The engineering giant has been given the cash from the Net Zero Innovation Portfolio, via the Department for Business, Energy and Industrial Strategy, to create a Direct Air Capture (DAC) demonstrator.

The DAC, which will be built at the firm’s civil aerospace site in Derby, aims to help to keep temperature rises to below 1.5C by removing more than 100 tonnes of CO2 from the atmosphere each year.

Jess Poole, DAC lead at Rolls-Royce, said: “Every credible climate change model requires us to decarbonise today’s emissions, as well as removing CO2 already in the atmosphere via carbon negative technologies such as DAC.

“Our system combines our expertise in moving large quantities of air efficiently and integrating complex systems, which have been gained from designing world-leading jet engines.”
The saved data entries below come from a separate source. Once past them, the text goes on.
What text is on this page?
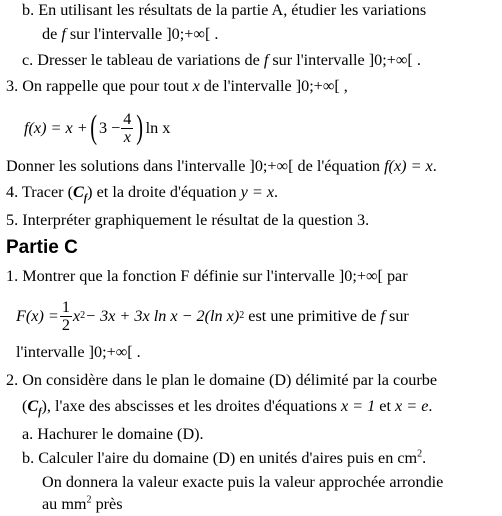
b. En utilisant les résultats de la partie A, étudier les variations
de f sur l'intervalle ]0;+∞[ .
c. Dresser le tableau de variations de f sur l'intervalle ]0;+∞[ .
3. On rappelle que pour tout x de l'intervalle ]0;+∞[ ,
f(x) = x + ( $3 - \frac{4}{x}$ ) ln x
Donner les solutions dans l'intervalle ]0;+∞[ de l'équation f(x) = x.
4. Tracer $(C_f)$ et la droite d'équation y = x.
5. Interpréter graphiquement le résultat de la question 3.
Partie C
1. Montrer que la fonction F définie sur l'intervalle ]0;+∞[ par
$F(x) = \frac{1}{2}$ x 2 − 3x + 3x ln x − 2(ln x) 2 est une primitive de f sur
l'intervalle ]0;+∞[ .
2. On considère dans le plan le domaine (D) délimité par la courbe
$(C_f)$, l'axe des abscisses et les droites d'équations x = 1 et x = e.
a. Hachurer le domaine (D).
b. Calculer l'aire du domaine (D) en unités d'aires puis en $cm^2$.
On donnera la valeur exacte puis la valeur approchée arrondie
au $mm^2$ près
The latest cash award follows initial phase one funding of £250,000 awarded in 2021 that allowed Rolls-Royce to design the demonstrator in partnership with the Commonwealth Scientific and Industrial Research Organisation (CSIRO).

It will be built and operated by an in-house team at Rolls-Royce in an existing aerospace test facility, called Test Bed 52, at its Derby site.

The facility was previously used to test jet engines and is built for drawing in air and measuring how well new technologies perform.

It is hoped that the DAC will be operational during 2023.

According to Rolls-Royce, CO2 removed from the atmosphere by such systems can be stored ensuring that it no longer contributes to global warming.

It can also be recycled to make fuel for hard to decarbonise sectors, such as aviation, enabling the more rapid phase out of fossil fuels.

Rolls-Royce said that a full-scale version of the DAC plant could remove a million tonnes of CO2 per year.

The UK’s target is to remove 25 million tons of CO2 per year by 2030; and the International Energy Agency forecasts that 980 million tonnes a year will need to be removed globally to limit global warming to 1.5C.

Jess said: “Together the DAC system works like a giant lung, sucking in air, absorbing the CO2, and releasing what is not wanted.

“We use a water-based liquid to wash around 50% of the CO2 from the captured air.

“Our technology is distinctive because very little water is used, and the liquid is recycled at low temperatures, making it energy efficient.

“Other technologies consume a lot of water and require substantial amounts of energy to generate heat for the separation of the CO2.

“This funding is great news for the team, and we’re excited about the future potential of this technology to help fight climate change.”